Road to Recovery

Key Takeaways
- The April 2nd tariff impact may prove to be less broad than once feared
- BTC is developing a high timeframe iH&S pattern suggestive of an ATH retest
- CME BTC futures premiums have dropped while ETF flows have turned positive

Digital Asset Commentary
The tariff outlook narrowed over the weekend, with the Wall Street Journal reporting that the April 2nd plan will focus on targeted reciprocal levies. This reduced tariff impact has eased market uncertainty. Risk markets responded positively, with Bitcoin rebounding over the weekend to reclaim its 200-day moving average.
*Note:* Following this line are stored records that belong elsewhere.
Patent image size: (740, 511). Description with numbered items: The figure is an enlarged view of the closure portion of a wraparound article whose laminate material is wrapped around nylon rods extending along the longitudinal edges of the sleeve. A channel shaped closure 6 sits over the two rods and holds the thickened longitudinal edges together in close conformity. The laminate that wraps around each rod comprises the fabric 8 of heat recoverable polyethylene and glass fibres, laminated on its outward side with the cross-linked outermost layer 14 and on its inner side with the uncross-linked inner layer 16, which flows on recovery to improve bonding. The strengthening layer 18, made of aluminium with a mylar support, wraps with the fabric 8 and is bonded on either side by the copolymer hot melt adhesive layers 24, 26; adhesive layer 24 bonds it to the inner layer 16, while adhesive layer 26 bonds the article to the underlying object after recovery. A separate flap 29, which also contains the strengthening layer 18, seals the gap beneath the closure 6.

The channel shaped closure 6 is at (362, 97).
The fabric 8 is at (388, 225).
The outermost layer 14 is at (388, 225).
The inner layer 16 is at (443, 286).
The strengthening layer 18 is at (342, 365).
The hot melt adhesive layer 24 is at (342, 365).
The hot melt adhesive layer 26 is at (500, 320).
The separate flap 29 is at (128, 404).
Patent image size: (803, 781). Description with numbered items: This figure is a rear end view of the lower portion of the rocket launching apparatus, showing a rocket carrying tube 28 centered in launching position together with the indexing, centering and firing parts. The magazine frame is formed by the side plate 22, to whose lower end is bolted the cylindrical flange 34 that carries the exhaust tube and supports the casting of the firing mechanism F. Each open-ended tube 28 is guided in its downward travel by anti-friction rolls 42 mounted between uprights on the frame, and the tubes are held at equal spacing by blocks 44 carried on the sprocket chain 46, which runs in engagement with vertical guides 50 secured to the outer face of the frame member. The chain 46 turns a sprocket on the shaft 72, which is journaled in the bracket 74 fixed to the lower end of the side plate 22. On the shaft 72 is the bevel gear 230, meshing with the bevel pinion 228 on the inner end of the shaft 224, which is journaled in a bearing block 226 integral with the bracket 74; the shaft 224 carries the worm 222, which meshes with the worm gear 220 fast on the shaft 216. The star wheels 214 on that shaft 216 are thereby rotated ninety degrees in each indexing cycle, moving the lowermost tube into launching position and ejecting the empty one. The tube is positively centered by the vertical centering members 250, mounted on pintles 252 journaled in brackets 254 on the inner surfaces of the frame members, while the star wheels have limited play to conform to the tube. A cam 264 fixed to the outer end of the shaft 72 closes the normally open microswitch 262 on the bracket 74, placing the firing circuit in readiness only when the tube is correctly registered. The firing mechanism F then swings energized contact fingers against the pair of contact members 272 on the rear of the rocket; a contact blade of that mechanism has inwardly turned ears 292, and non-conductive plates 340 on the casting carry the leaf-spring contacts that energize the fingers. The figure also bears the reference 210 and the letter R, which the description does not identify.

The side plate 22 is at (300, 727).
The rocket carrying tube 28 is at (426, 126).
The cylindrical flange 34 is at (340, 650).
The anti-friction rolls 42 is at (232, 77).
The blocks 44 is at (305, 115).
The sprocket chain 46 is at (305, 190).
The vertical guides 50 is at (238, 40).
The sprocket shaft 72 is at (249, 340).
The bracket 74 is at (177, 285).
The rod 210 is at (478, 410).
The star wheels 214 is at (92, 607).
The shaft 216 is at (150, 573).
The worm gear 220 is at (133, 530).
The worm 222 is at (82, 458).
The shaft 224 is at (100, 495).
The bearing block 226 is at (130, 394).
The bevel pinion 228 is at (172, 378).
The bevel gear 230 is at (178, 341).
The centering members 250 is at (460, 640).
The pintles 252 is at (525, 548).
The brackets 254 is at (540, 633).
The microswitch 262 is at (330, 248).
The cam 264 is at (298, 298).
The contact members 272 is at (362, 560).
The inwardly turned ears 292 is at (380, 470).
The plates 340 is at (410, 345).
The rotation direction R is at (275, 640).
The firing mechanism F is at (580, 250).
Additionally, Bitcoin spot ETFs saw nearly $775 million in net inflows last week — the first weekly positive flow since early February, ending a $5.3 billion outflow streak.
If the April 2nd tariff enactments turn out to be less severe than anticipated, an inverted head-and-shoulders (iHS) formation could develop into and throughout Q2, with key neckline resistance around $93K. This pattern suggests a potential price move to the $104K-$112K range, aligning with the 1.618 Fibonacci extension. A more aggressive bullish target for Q2 is the yearly pivot resistance at $121K.
Meanwhile, the CME BTC futures premium has dropped significantly from its December high but hasn’t fully reset. Similar elevated premiums were observed at the 2021 market peaks, both coinciding with extreme BTC price levels.
From a cycle perspective, Bitcoin is approaching one year post-halving, a period typically associated with positive annual performance. The two-year moving average multiplier (2YMA) offers a potential long-term cycle target near $300K. In previous cycles, Bitcoin has reached the 2YMA resistance level — including the 2021 peak — before reversing toward the 2YMA support, which currently sits at $56K.